Beafrog: I've had to be quite pro-active and far more involved than I've been for years to get ds1 to create a revision timetable and commit to some regular extra work.

But once he's got into it, he can see how much he's benefitting and feels good that he's actually doing something. So it's not been the battle that I anticipated. (He's not doing anything like the hours of many others on here, but I genuinely don't think he needs to!)

But if he does complete all the revision planned for the week, he gets to choose take-away on Friday night :-)

creamteas Tue 02-Apr-13 19:20:27

Actually I have no idea.

DD says she is revising, but as she is in her room most of the time, I have no way of knowing.

But to me, that is how it should be. She is old enough to understand the consequences of not doing well, and to take responsibility for her actions (or inactions grin)

Hullygully Tue 02-Apr-13 19:23:19

good lord.

Ds is doing any yet, his first exam is mid may and they they are quite spread out.

<feels worried now>

Hullygully Tue 02-Apr-13 19:23:35


MrsBartlet Tue 02-Apr-13 19:28:40

DD didn't doing anything over the Easter weekend (except make a revision timetable!) She started today and is doing 2 subjects per day, 3 hours in the morning and about 4 hours in the afternoon plus rereading her English texts in the evening and learning a bit of Latin vocab each day. I have made sure she has given herself a coupe of days off over the rest of the holiday, though.

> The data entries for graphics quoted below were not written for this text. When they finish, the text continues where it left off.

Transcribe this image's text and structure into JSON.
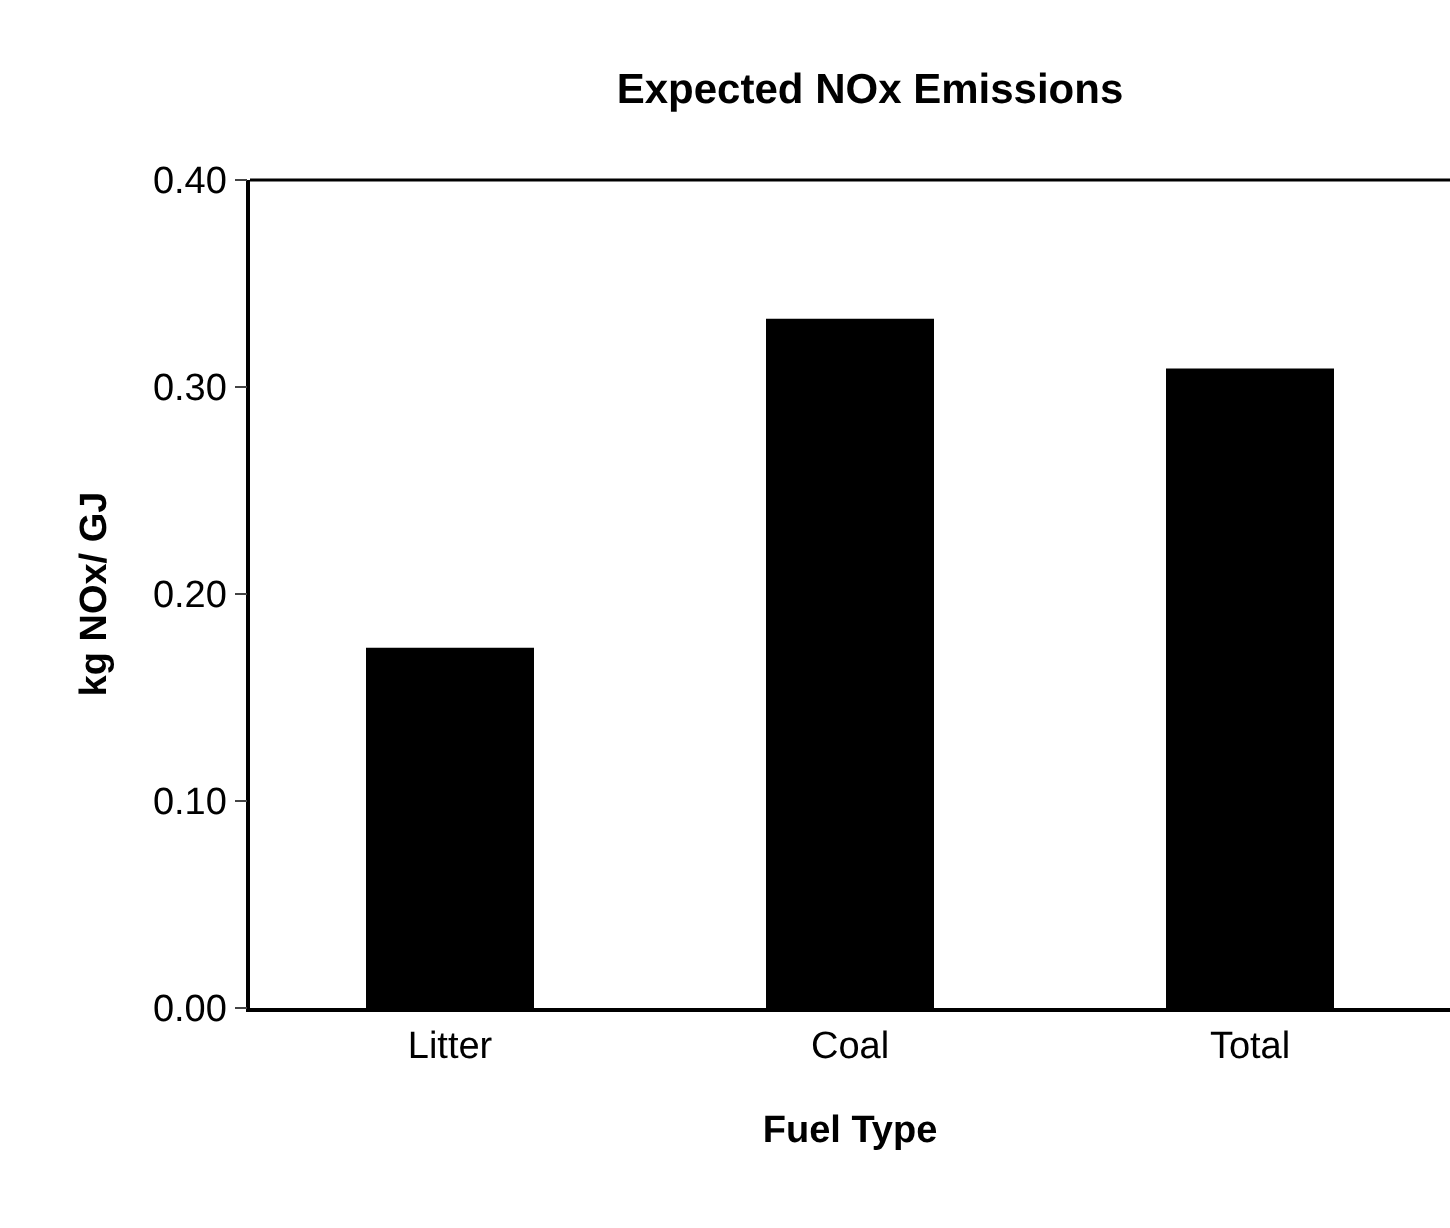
{
  "chart_data": {
    "type": "bar",
    "title": "Expected NOx Emissions",
    "xlabel": "Fuel Type",
    "ylabel": "kg NOx/ GJ",
    "categories": [
      "Litter",
      "Coal",
      "Total"
    ],
    "values": [
      0.174,
      0.333,
      0.309
    ],
    "color": "#000000",
    "ylim": [
      0,
      0.4
    ],
    "yticks": [
      {
        "value": 0,
        "label": "0.00"
      },
      {
        "value": 0.1,
        "label": "0.10"
      },
      {
        "value": 0.2,
        "label": "0.20"
      },
      {
        "value": 0.3,
        "label": "0.30"
      },
      {
        "value": 0.4,
        "label": "0.40"
      }
    ],
    "grid": false
  }
}
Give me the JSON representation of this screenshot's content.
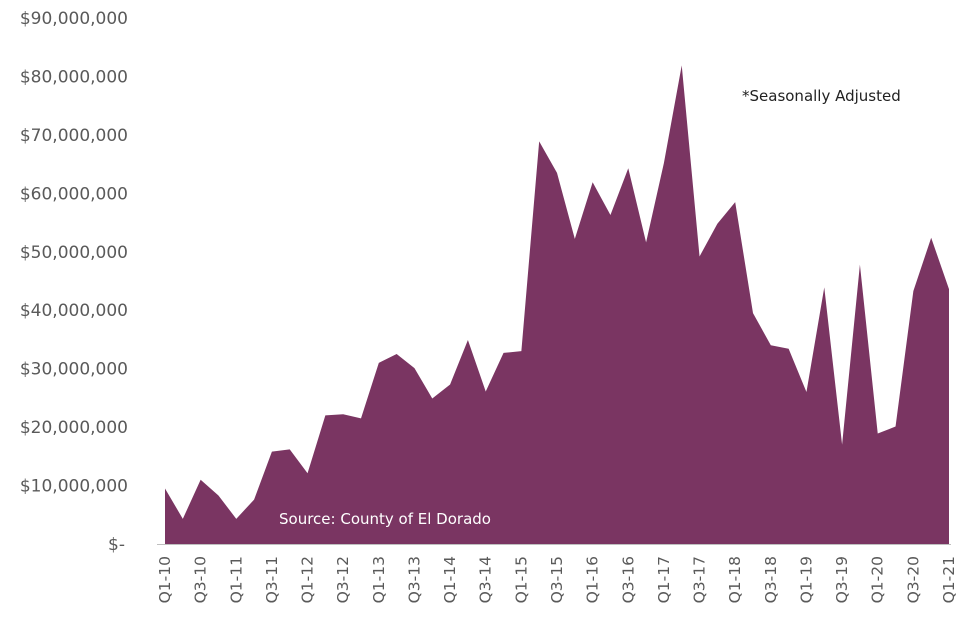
{
  "chart_data": {
    "type": "area",
    "title": "",
    "xlabel": "",
    "ylabel": "",
    "ylim": [
      0,
      90000000
    ],
    "grid": false,
    "legend": "none",
    "y_ticks": [
      {
        "value": 0,
        "label": "$-"
      },
      {
        "value": 10000000,
        "label": "$10,000,000"
      },
      {
        "value": 20000000,
        "label": "$20,000,000"
      },
      {
        "value": 30000000,
        "label": "$30,000,000"
      },
      {
        "value": 40000000,
        "label": "$40,000,000"
      },
      {
        "value": 50000000,
        "label": "$50,000,000"
      },
      {
        "value": 60000000,
        "label": "$60,000,000"
      },
      {
        "value": 70000000,
        "label": "$70,000,000"
      },
      {
        "value": 80000000,
        "label": "$80,000,000"
      },
      {
        "value": 90000000,
        "label": "$90,000,000"
      }
    ],
    "x": [
      "Q1-10",
      "Q2-10",
      "Q3-10",
      "Q4-10",
      "Q1-11",
      "Q2-11",
      "Q3-11",
      "Q4-11",
      "Q1-12",
      "Q2-12",
      "Q3-12",
      "Q4-12",
      "Q1-13",
      "Q2-13",
      "Q3-13",
      "Q4-13",
      "Q1-14",
      "Q2-14",
      "Q3-14",
      "Q4-14",
      "Q1-15",
      "Q2-15",
      "Q3-15",
      "Q4-15",
      "Q1-16",
      "Q2-16",
      "Q3-16",
      "Q4-16",
      "Q1-17",
      "Q2-17",
      "Q3-17",
      "Q4-17",
      "Q1-18",
      "Q2-18",
      "Q3-18",
      "Q4-18",
      "Q1-19",
      "Q2-19",
      "Q3-19",
      "Q4-19",
      "Q1-20",
      "Q2-20",
      "Q3-20",
      "Q4-20",
      "Q1-21"
    ],
    "x_tick_labels": [
      "Q1-10",
      "Q3-10",
      "Q1-11",
      "Q3-11",
      "Q1-12",
      "Q3-12",
      "Q1-13",
      "Q3-13",
      "Q1-14",
      "Q3-14",
      "Q1-15",
      "Q3-15",
      "Q1-16",
      "Q3-16",
      "Q1-17",
      "Q3-17",
      "Q1-18",
      "Q3-18",
      "Q1-19",
      "Q3-19",
      "Q1-20",
      "Q3-20",
      "Q1-21"
    ],
    "series": [
      {
        "color": "#7a3562",
        "values": [
          9500000,
          4300000,
          11000000,
          8300000,
          4300000,
          7600000,
          15800000,
          16200000,
          12100000,
          22000000,
          22200000,
          21500000,
          31000000,
          32500000,
          30100000,
          24900000,
          27300000,
          34900000,
          26100000,
          32700000,
          33000000,
          68900000,
          63500000,
          52200000,
          61900000,
          56300000,
          64300000,
          51600000,
          65200000,
          81900000,
          49200000,
          54800000,
          58500000,
          39500000,
          34000000,
          33400000,
          26000000,
          43900000,
          17000000,
          47800000,
          18900000,
          20100000,
          43300000,
          52400000,
          43600000
        ]
      }
    ],
    "annotations": [
      {
        "text": "*Seasonally Adjusted"
      },
      {
        "text": "Source: County of El Dorado"
      }
    ]
  }
}
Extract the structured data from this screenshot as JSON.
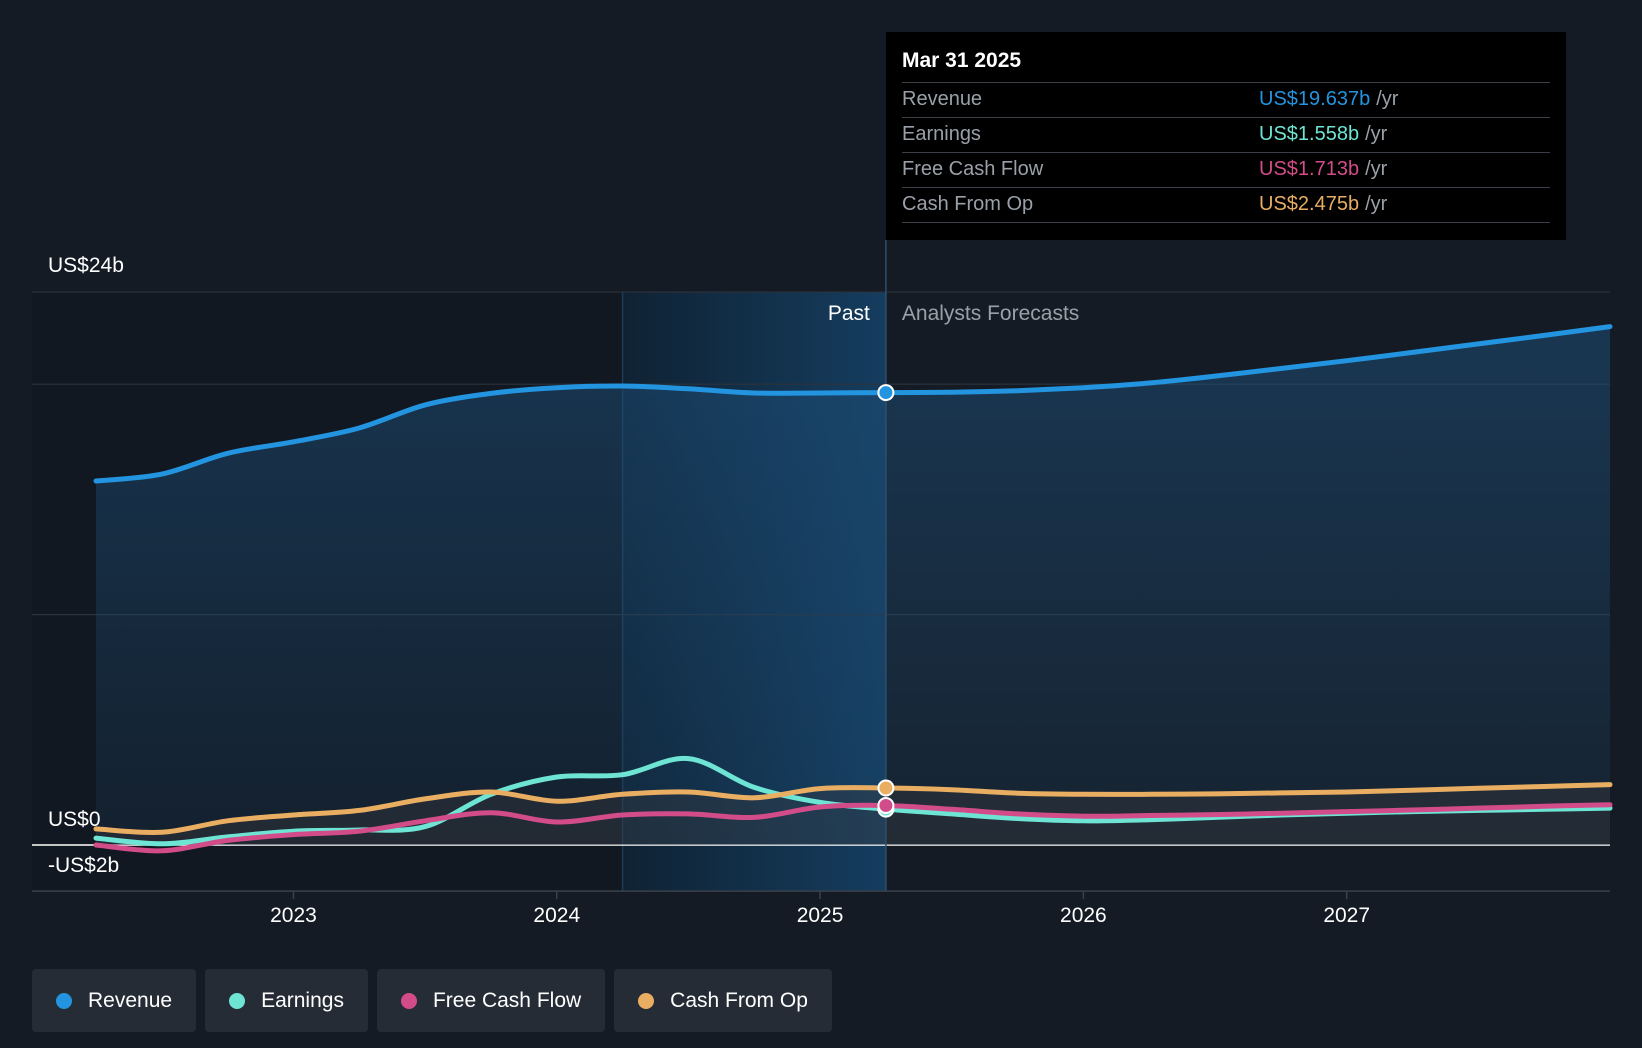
{
  "chart_data": {
    "type": "line",
    "y_axis_labels": [
      "US$24b",
      "US$0",
      "-US$2b"
    ],
    "ylim": [
      -2,
      24
    ],
    "xlim": [
      2022.25,
      2028.0
    ],
    "x_ticks": [
      {
        "value": 2023,
        "label": "2023"
      },
      {
        "value": 2024,
        "label": "2024"
      },
      {
        "value": 2025,
        "label": "2025"
      },
      {
        "value": 2026,
        "label": "2026"
      },
      {
        "value": 2027,
        "label": "2027"
      }
    ],
    "gridlines": [
      24,
      20,
      10,
      0
    ],
    "past_label": "Past",
    "forecast_label": "Analysts Forecasts",
    "highlight_range": [
      2024.25,
      2025.25
    ],
    "divider_x": 2025.25,
    "series": [
      {
        "name": "Revenue",
        "color": "#2394df",
        "points": [
          [
            2022.25,
            15.8
          ],
          [
            2022.5,
            16.1
          ],
          [
            2022.75,
            17.0
          ],
          [
            2023.0,
            17.5
          ],
          [
            2023.25,
            18.1
          ],
          [
            2023.5,
            19.1
          ],
          [
            2023.75,
            19.6
          ],
          [
            2024.0,
            19.85
          ],
          [
            2024.25,
            19.92
          ],
          [
            2024.5,
            19.8
          ],
          [
            2024.75,
            19.62
          ],
          [
            2025.0,
            19.62
          ],
          [
            2025.25,
            19.637
          ],
          [
            2025.5,
            19.65
          ],
          [
            2025.75,
            19.72
          ],
          [
            2026.0,
            19.85
          ],
          [
            2026.25,
            20.05
          ],
          [
            2026.5,
            20.35
          ],
          [
            2026.75,
            20.68
          ],
          [
            2027.0,
            21.02
          ],
          [
            2027.25,
            21.38
          ],
          [
            2027.5,
            21.75
          ],
          [
            2027.75,
            22.12
          ],
          [
            2028.0,
            22.5
          ]
        ]
      },
      {
        "name": "Earnings",
        "color": "#6ee5d4",
        "points": [
          [
            2022.25,
            0.3
          ],
          [
            2022.5,
            0.05
          ],
          [
            2022.75,
            0.35
          ],
          [
            2023.0,
            0.6
          ],
          [
            2023.25,
            0.65
          ],
          [
            2023.5,
            0.8
          ],
          [
            2023.75,
            2.2
          ],
          [
            2024.0,
            2.95
          ],
          [
            2024.25,
            3.05
          ],
          [
            2024.5,
            3.75
          ],
          [
            2024.75,
            2.5
          ],
          [
            2025.0,
            1.85
          ],
          [
            2025.25,
            1.558
          ],
          [
            2025.5,
            1.35
          ],
          [
            2025.75,
            1.15
          ],
          [
            2026.0,
            1.05
          ],
          [
            2026.25,
            1.1
          ],
          [
            2026.5,
            1.2
          ],
          [
            2026.75,
            1.3
          ],
          [
            2027.0,
            1.38
          ],
          [
            2027.25,
            1.45
          ],
          [
            2027.5,
            1.5
          ],
          [
            2027.75,
            1.55
          ],
          [
            2028.0,
            1.6
          ]
        ]
      },
      {
        "name": "Free Cash Flow",
        "color": "#d24c8a",
        "points": [
          [
            2022.25,
            0.0
          ],
          [
            2022.5,
            -0.25
          ],
          [
            2022.75,
            0.2
          ],
          [
            2023.0,
            0.45
          ],
          [
            2023.25,
            0.6
          ],
          [
            2023.5,
            1.05
          ],
          [
            2023.75,
            1.4
          ],
          [
            2024.0,
            1.0
          ],
          [
            2024.25,
            1.3
          ],
          [
            2024.5,
            1.35
          ],
          [
            2024.75,
            1.2
          ],
          [
            2025.0,
            1.65
          ],
          [
            2025.25,
            1.713
          ],
          [
            2025.5,
            1.55
          ],
          [
            2025.75,
            1.35
          ],
          [
            2026.0,
            1.25
          ],
          [
            2026.25,
            1.28
          ],
          [
            2026.5,
            1.32
          ],
          [
            2026.75,
            1.38
          ],
          [
            2027.0,
            1.45
          ],
          [
            2027.25,
            1.52
          ],
          [
            2027.5,
            1.6
          ],
          [
            2027.75,
            1.68
          ],
          [
            2028.0,
            1.75
          ]
        ]
      },
      {
        "name": "Cash From Op",
        "color": "#e9ae62",
        "points": [
          [
            2022.25,
            0.7
          ],
          [
            2022.5,
            0.55
          ],
          [
            2022.75,
            1.05
          ],
          [
            2023.0,
            1.3
          ],
          [
            2023.25,
            1.5
          ],
          [
            2023.5,
            2.0
          ],
          [
            2023.75,
            2.3
          ],
          [
            2024.0,
            1.9
          ],
          [
            2024.25,
            2.2
          ],
          [
            2024.5,
            2.3
          ],
          [
            2024.75,
            2.05
          ],
          [
            2025.0,
            2.45
          ],
          [
            2025.25,
            2.475
          ],
          [
            2025.5,
            2.4
          ],
          [
            2025.75,
            2.25
          ],
          [
            2026.0,
            2.2
          ],
          [
            2026.25,
            2.2
          ],
          [
            2026.5,
            2.22
          ],
          [
            2026.75,
            2.26
          ],
          [
            2027.0,
            2.3
          ],
          [
            2027.25,
            2.38
          ],
          [
            2027.5,
            2.46
          ],
          [
            2027.75,
            2.54
          ],
          [
            2028.0,
            2.62
          ]
        ]
      }
    ]
  },
  "tooltip": {
    "date": "Mar 31 2025",
    "rows": [
      {
        "label": "Revenue",
        "value": "US$19.637b",
        "unit": "/yr",
        "color": "#2394df"
      },
      {
        "label": "Earnings",
        "value": "US$1.558b",
        "unit": "/yr",
        "color": "#6ee5d4"
      },
      {
        "label": "Free Cash Flow",
        "value": "US$1.713b",
        "unit": "/yr",
        "color": "#d24c8a"
      },
      {
        "label": "Cash From Op",
        "value": "US$2.475b",
        "unit": "/yr",
        "color": "#e9ae62"
      }
    ]
  },
  "legend": [
    {
      "label": "Revenue",
      "color": "#2394df"
    },
    {
      "label": "Earnings",
      "color": "#6ee5d4"
    },
    {
      "label": "Free Cash Flow",
      "color": "#d24c8a"
    },
    {
      "label": "Cash From Op",
      "color": "#e9ae62"
    }
  ]
}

She is very driven - I can't imagine ds being like this when it is his turn!

MrsBartlet Tue 02-Apr-13 19:30:25

The exams seem to be very nicely spread out. Dd has about half before half-term and half after it. I was in the last year to do O' Levels and we only had language orals before the half-term and everything was concentrated into a few weeks in June.

Inncogneetow Tue 02-Apr-13 20:36:49

ds1 has about 2/3 of his exams before half term, and almost all of the ones with a heavy revision burden. 7 weeks til half term!

RussiansOnTheSpree Tue 02-Apr-13 21:17:36

I am told that DD1 is doing 4-5 hours a day. Plus practising. And she certainly brought a huge load of books, revision materials etc away with her. But I don't actually know she is revising. She might be doing anything in her room, really. I hope she is. But I can't do it for her.